You might have received an email from me saying that your sentry instance allows user registration and access to your logs. I'm using the self-hosted version of sentry for my private projects. Even though sentry is a great tool for making better software, it has a major flaw. The default configuration allows anybody to register, joining a team and viewing your logs.
How I found your sentry instance
Since 2015 Google requires that every newly issued ssl-certificate has to be logged in a Certificate Transparency log. With sites like crt.sh you can view all certificates issued to your domain (simply enter %.example.com). With the search query sentry.% I was able to get a list of nearly 3600 possible sentry instances. With a little script, I checked this list and reduced it to around 1200 instances online. In the next step, I reduced this list to 650 instances allowing registration. Now I used the chrome remote interface to register myself to each instance and checking if I was able to join a team. If so I saved the url of the instance and a list of all email addresses I can find on the members tab. I had found around 330 open instances. In the last step, I used mailgun to quickly send out email reports to all email addresses that I found.
How to disallow user registration
Update: With the latest Release of Sentry (8.18), after upgrading a dialog will question you to disable the registration.
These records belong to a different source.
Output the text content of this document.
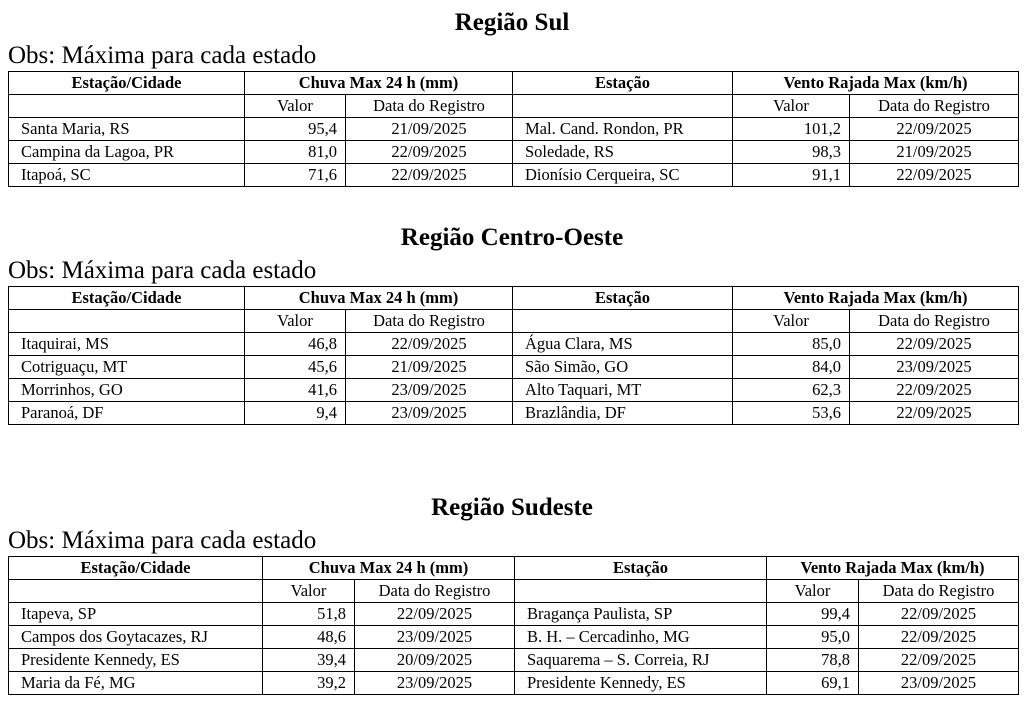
Região Sul
Obs: Máxima para cada estado
Estação/Cidade	Chuva Max 24 h (mm)		Estação	Vento Rajada Max (km/h)	
	Valor	Data do Registro		Valor	Data do Registro
Santa Maria, RS	95,4	21/09/2025	Mal. Cand. Rondon, PR	101,2	22/09/2025
Campina da Lagoa, PR	81,0	22/09/2025	Soledade, RS	98,3	21/09/2025
Itapoá, SC	71,6	22/09/2025	Dionísio Cerqueira, SC	91,1	22/09/2025
Região Centro-Oeste
Obs: Máxima para cada estado
Estação/Cidade	Chuva Max 24 h (mm)		Estação	Vento Rajada Max (km/h)	
	Valor	Data do Registro		Valor	Data do Registro
Itaquirai, MS	46,8	22/09/2025	Água Clara, MS	85,0	22/09/2025
Cotriguaçu, MT	45,6	21/09/2025	São Simão, GO	84,0	23/09/2025
Morrinhos, GO	41,6	23/09/2025	Alto Taquari, MT	62,3	22/09/2025
Paranoá, DF	9,4	23/09/2025	Brazlândia, DF	53,6	22/09/2025
Região Sudeste
Obs: Máxima para cada estado
Estação/Cidade	Chuva Max 24 h (mm)		Estação	Vento Rajada Max (km/h)	
	Valor	Data do Registro		Valor	Data do Registro
Itapeva, SP	51,8	22/09/2025	Bragança Paulista, SP	99,4	22/09/2025
Campos dos Goytacazes, RJ	48,6	23/09/2025	B. H. – Cercadinho, MG	95,0	22/09/2025
Presidente Kennedy, ES	39,4	20/09/2025	Saquarema – S. Correia, RJ	78,8	22/09/2025
Maria da Fé, MG	39,2	23/09/2025	Presidente Kennedy, ES	69,1	23/09/2025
You are most likely using Docker for running sentry. Because the default image has no option to disable it, we must create our own little Dockerfile that overwrites the default config:
Dockerfile
FROM sentry:8.17
COPY sentry.conf.py /etc/sentry/
Next we have to copy the default configuration (sentry.conf.py) from GitHub and add the following line;
sentry.conf.py
....
SENTRY_FEATURES['auth:register'] = False
After this the Dockerfile must be build:
[email protected]:~# docker build -t mycompany/sentry .
At last we must stop all our existing containers and create new ones. Remember to change the image name from sentry to mycompany/sentry
docker run -d --name my-sentry -e SENTRY_SECRET_KEY='<secret-key>' --link sentry-redis:redis --link sentry-postgres:postgres mycompany/sentry
docker run -d --name sentry-cron -e SENTRY_SECRET_KEY='<secret-key>' --link sentry-postgres:postgres --link sentry-redis:redis mycompany/sentry run cron
docker run -d --name sentry-worker-1 -e SENTRY_SECRET_KEY='<secret-key>' --link sentry-postgres:postgres --link sentry-redis:redis mycompany/sentry run worker
This image is based on the latest build of sentry. If you are using a older build, you have to upgrade your database:
docker run -it --rm -e SENTRY_SECRET_KEY='<secret-key>' --link sentry-postgres:postgres --link sentry-redis:redis sentry upgrade
I've you want to download my files, you can do it on github
As an alternative you can simply add the following argument to your docker command.
-v ./sentry.conf.py:/etc/sentry/sentry.conf.py
Or with docker-compose:
volumes:
- ./sentry.conf.py:/etc/sentry/sentry.conf.py
If you are using sentry without Docker you simply must add the following line to /etc/sentry/sentry.conf.py and restart sentry.
....
SENTRY_FEATURES['auth:register'] = False
Conclusion
Security by obscurity doesn't work. Please don't think, only because you haven't published an url an internal system people can't find them. You should use crt.sh to scan your domains. On the side of sentry it is not the best thing to make it the default that anybody can access the logs. One guy I've mailed had opened an issue on github
Bitcoin: 1LdhMzRWisULpfUzfC5RgQbetDGv5HwPRk
Update 1:
I've opened a pull-request on the docker-sentry repository. The commit disable registration when sentry is deployed with docker.